Il cinema delle origini, la scrittura di un film e la scelta di una nuova vita da vivere.

Sulla fantasia creativa di Alessandro, giovane regista in cerca di affermazione, è venuta a posarsi una strana figura, che con la sua carica suggestiva chiede di essere condotta di nuovo sulla pellicola. Si tratta di Capo Cervo Bianco, sedicente principe dei nativi indiani, ma al secolo Edgar Laplante, un genio di impostura che negli anni Venti del Novecento sconvolse mezza Europa. In Italia, vestendo camicia nera e copricapo piumato e screziando la retorica mussoliniana di un improbabile esotismo pellerossa, divenne icona della propaganda fascista. (…)
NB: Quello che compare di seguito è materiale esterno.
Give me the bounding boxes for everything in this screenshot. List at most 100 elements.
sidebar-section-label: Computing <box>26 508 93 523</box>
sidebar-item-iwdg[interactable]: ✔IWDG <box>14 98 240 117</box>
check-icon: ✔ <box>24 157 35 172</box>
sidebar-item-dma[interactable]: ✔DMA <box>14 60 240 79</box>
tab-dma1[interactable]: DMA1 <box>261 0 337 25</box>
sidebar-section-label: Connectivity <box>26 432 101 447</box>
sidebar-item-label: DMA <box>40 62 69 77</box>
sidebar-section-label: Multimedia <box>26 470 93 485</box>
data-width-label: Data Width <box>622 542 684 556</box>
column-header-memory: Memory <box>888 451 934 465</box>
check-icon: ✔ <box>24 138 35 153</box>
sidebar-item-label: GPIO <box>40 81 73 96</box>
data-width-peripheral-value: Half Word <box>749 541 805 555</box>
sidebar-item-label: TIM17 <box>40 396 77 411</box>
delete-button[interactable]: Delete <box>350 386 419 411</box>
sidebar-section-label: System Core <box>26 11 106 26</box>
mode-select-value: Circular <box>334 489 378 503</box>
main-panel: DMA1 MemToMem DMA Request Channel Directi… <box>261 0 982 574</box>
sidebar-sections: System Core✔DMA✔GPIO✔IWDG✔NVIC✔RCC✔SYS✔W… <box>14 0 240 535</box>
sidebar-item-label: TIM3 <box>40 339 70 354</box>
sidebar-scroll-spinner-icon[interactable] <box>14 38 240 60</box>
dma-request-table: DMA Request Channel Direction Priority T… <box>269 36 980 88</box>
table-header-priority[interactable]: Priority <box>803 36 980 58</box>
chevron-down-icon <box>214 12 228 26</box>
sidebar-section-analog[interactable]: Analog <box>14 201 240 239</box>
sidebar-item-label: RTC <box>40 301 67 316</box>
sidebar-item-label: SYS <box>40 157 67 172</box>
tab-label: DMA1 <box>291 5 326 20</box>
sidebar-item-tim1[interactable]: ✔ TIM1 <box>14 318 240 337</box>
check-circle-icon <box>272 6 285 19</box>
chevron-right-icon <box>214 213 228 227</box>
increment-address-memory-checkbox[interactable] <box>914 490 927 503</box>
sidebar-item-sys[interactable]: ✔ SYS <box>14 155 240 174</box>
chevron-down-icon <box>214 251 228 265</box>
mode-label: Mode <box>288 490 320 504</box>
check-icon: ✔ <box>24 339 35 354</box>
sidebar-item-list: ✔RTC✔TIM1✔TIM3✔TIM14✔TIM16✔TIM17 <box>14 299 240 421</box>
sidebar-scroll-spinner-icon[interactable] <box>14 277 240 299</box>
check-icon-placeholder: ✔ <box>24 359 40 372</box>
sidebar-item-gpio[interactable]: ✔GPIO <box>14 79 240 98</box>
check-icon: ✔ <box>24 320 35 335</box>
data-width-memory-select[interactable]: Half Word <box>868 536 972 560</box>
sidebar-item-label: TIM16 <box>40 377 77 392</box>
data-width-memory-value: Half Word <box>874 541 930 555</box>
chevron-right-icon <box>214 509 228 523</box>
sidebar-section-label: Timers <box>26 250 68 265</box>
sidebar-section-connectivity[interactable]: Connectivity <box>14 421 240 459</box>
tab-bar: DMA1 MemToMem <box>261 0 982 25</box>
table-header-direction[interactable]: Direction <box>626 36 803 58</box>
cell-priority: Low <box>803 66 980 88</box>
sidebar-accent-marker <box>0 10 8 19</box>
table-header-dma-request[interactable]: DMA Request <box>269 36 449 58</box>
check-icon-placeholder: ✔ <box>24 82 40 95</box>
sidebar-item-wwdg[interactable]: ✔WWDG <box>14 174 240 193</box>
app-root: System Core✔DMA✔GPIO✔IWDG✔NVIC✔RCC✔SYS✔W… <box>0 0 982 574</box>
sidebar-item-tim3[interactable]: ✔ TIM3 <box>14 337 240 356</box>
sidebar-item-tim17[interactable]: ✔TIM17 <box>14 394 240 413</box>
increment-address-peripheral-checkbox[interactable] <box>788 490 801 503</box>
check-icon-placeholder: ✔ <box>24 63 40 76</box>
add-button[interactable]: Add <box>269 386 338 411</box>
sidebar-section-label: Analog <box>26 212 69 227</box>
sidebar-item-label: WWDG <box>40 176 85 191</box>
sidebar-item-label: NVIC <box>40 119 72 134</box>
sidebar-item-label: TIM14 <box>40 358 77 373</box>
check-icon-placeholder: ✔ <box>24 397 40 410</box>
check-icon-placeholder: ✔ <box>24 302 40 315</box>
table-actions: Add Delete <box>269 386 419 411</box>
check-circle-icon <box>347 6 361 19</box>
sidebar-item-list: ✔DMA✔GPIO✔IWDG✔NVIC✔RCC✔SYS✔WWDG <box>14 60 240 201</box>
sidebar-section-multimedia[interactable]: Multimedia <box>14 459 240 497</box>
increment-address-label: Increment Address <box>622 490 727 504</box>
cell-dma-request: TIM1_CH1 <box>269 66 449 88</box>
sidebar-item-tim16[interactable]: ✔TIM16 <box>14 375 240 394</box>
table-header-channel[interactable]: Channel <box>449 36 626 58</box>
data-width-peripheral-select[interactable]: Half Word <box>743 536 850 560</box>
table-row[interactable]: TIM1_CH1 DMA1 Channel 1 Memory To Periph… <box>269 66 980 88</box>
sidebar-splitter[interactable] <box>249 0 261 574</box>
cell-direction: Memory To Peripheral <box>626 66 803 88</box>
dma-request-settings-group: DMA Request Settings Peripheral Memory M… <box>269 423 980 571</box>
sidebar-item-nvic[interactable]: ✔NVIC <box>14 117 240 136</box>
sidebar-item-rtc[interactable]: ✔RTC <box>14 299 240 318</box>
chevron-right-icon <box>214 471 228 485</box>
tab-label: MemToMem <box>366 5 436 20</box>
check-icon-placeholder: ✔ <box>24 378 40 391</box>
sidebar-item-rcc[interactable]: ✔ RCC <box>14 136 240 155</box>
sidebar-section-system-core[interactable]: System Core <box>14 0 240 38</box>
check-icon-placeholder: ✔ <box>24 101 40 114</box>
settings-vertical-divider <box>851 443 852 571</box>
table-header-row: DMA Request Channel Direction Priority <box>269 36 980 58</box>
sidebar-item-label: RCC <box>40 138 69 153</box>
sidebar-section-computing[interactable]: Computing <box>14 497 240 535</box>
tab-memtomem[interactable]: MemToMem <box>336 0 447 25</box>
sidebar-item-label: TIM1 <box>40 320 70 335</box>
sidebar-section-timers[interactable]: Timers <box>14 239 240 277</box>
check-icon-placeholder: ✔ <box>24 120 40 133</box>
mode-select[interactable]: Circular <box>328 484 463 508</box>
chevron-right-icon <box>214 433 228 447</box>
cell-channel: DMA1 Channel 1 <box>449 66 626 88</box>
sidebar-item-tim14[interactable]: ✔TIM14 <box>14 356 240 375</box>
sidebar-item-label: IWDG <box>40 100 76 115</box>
Alessandro intraprende allora una ricerca intensa, un viaggio denso di emozioni tra Parigi e Lisbona, alla caccia di quei fotogrammi in grado di restituire il profilo di un individuo che sembra soverchiato dalla leggenda di se stesso. 

Qualcosa di sofisticato ed enigmatico attraversa queste pagine dalla prosa raffinata e penetrante, che nel raccontare una storia sul filo tra verità e favola, tra illusione e desiderio, tra invenzione e narrazione, si affacciano su una dimensione inquieta e sorprendente, in cui ciò che pare vero non è mai del tutto certo, ma sfuma verso un orizzonte in cui, nel cinema tanto quanto nella realtà, l’immaginazione è la più impetuosa forza creatrice.